If you are interested in the sociological development of militant protest in the late 1960s and early 1970s, Hari Kunzru's research into the Revolution in order to create this novel will supply much detail and speculation worthy of your consideration. Much of my generation's opinion of this period was shaped by television news and popular music, and much that I have read on the period has depended on the media's importance in shaping the thoughts of the times. Kunzru, who did not live through the reign of the Beatles and Walter Cronkite, avoids the media in his novel, allowing the development of the story to explore, on a grass roots level, political beliefs as they radicalized from protest marches against nuclear testing to terrorism against the hated Establishment through several stages of disappointment. If you are an American reader, as I am, My Revolutions will also enable you to contemplate the era through unfamiliar parallel developments in Britain and Europe. Kunzru pivots his story within 24 hours in the late 1990s while looking back on the narrator's development as a militant. A middle section (that is, what happened between the 1990s and 1970s), though hinted at, is largely left to the last few pages of the book, in which a rather straightforward "confession" fills in the gaps.

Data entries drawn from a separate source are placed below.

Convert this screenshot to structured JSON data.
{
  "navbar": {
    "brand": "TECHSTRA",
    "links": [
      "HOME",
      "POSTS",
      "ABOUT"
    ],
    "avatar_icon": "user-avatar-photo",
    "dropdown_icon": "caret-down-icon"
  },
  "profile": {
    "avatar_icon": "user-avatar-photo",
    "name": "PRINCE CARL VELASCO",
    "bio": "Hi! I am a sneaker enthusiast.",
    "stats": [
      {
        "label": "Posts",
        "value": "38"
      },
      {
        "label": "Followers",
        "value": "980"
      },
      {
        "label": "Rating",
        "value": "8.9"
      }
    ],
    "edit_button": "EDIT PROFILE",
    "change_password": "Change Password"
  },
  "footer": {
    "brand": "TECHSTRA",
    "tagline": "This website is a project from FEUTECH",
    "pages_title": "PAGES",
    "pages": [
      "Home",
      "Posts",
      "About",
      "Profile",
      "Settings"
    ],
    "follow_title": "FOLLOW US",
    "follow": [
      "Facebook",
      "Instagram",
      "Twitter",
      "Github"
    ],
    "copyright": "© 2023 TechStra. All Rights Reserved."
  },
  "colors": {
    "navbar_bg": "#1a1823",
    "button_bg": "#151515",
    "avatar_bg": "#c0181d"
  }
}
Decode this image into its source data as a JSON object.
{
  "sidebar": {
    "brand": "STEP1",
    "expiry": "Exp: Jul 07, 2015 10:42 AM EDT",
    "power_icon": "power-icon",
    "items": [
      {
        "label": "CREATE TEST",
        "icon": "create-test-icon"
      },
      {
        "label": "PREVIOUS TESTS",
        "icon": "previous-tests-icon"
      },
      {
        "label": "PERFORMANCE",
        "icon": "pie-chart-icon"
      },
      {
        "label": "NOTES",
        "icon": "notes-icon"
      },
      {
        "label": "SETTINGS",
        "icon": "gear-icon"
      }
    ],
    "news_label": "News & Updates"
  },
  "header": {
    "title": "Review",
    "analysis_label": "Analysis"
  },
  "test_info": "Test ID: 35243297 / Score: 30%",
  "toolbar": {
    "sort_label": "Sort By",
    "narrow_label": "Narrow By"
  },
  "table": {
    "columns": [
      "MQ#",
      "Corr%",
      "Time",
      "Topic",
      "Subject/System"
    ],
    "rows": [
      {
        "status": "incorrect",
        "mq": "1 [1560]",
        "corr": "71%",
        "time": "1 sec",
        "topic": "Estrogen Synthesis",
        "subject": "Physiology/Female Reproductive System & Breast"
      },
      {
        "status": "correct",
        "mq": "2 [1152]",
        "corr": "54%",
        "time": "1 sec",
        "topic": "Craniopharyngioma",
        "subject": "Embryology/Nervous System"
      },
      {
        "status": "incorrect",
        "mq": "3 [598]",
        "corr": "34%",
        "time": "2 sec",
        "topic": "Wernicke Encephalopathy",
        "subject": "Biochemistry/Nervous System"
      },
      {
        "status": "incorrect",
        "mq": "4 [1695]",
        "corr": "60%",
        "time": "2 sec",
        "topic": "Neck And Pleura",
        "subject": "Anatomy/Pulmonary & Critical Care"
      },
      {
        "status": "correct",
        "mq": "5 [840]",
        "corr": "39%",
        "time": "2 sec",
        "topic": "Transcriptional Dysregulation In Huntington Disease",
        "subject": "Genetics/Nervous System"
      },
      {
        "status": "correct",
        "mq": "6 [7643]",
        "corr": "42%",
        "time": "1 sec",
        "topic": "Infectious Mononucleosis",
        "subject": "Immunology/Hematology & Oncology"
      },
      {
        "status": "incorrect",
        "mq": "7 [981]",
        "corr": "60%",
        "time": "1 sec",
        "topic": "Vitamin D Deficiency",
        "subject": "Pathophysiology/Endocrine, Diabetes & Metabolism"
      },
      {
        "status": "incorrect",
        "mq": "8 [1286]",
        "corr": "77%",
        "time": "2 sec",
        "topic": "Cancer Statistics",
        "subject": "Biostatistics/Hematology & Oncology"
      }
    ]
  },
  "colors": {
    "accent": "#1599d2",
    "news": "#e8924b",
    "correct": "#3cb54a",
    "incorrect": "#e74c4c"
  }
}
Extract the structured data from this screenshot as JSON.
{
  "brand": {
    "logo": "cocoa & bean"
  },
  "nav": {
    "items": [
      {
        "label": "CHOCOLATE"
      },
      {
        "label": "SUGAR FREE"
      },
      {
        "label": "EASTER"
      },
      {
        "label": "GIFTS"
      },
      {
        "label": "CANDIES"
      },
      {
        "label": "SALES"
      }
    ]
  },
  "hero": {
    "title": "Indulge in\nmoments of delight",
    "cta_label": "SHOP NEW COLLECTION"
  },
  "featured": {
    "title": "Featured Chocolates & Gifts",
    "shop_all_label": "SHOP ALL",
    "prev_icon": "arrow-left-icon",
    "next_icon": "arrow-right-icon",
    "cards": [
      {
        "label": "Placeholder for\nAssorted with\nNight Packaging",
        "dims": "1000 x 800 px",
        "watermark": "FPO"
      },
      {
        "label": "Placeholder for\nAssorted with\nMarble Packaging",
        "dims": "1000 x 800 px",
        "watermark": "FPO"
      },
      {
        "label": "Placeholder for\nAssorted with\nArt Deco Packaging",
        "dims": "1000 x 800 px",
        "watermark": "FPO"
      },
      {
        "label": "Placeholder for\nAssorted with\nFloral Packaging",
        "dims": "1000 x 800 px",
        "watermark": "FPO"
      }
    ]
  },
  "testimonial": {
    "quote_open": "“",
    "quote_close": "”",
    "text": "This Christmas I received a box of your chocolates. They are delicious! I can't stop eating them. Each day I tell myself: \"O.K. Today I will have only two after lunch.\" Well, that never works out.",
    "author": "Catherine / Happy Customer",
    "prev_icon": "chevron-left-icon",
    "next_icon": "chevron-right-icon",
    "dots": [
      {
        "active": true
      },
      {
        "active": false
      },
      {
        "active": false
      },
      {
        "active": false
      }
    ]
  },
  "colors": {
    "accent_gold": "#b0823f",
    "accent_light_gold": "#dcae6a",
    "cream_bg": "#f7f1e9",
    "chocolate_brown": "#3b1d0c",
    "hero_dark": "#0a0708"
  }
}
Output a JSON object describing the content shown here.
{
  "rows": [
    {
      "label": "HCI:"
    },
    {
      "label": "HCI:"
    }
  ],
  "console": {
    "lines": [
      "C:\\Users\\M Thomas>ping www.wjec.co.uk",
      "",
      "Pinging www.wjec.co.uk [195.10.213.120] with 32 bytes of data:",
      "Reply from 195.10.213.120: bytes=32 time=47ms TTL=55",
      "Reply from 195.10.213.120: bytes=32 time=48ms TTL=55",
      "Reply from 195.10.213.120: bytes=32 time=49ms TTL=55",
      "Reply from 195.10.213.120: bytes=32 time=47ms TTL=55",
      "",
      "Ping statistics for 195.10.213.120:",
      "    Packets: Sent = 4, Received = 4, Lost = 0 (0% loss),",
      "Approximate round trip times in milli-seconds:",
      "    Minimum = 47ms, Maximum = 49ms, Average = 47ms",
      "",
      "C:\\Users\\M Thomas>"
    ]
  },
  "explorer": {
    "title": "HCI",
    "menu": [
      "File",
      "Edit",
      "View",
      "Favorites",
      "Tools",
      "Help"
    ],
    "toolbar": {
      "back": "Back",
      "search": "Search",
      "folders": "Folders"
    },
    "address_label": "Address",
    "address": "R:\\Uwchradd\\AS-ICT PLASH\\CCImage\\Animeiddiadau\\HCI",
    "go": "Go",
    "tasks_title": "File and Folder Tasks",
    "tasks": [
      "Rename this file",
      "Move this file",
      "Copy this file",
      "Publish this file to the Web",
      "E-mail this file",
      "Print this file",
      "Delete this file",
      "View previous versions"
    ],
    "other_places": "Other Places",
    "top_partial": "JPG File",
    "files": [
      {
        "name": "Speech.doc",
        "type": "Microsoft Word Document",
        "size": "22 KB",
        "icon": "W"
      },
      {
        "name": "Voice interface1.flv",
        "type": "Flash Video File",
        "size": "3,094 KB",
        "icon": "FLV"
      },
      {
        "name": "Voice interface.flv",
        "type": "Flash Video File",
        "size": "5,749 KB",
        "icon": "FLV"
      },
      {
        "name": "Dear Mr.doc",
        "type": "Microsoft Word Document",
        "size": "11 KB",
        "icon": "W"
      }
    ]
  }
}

You can't escape your past

I was quite enthralled with this book, mostly since it really appears that Hari Kunzru has done his homework. He really paints a vibrant picture of the era of a sixties revolutionary hell bent on change. You can picture every row house brick in the burroughs, and the cramped in meetings of the characters he picks up along the way. The best success is the feelings he gives to the reader in wanting to know what really makes these activists in his story tick, they really are off the deep end in politicizing even the most single trivial decisions. Kunzru also manages to stay away from stupid plot devices and from the nicely wrapped up ending. You really get a sense of wanting to know what happens next, and never feel cheated in the end.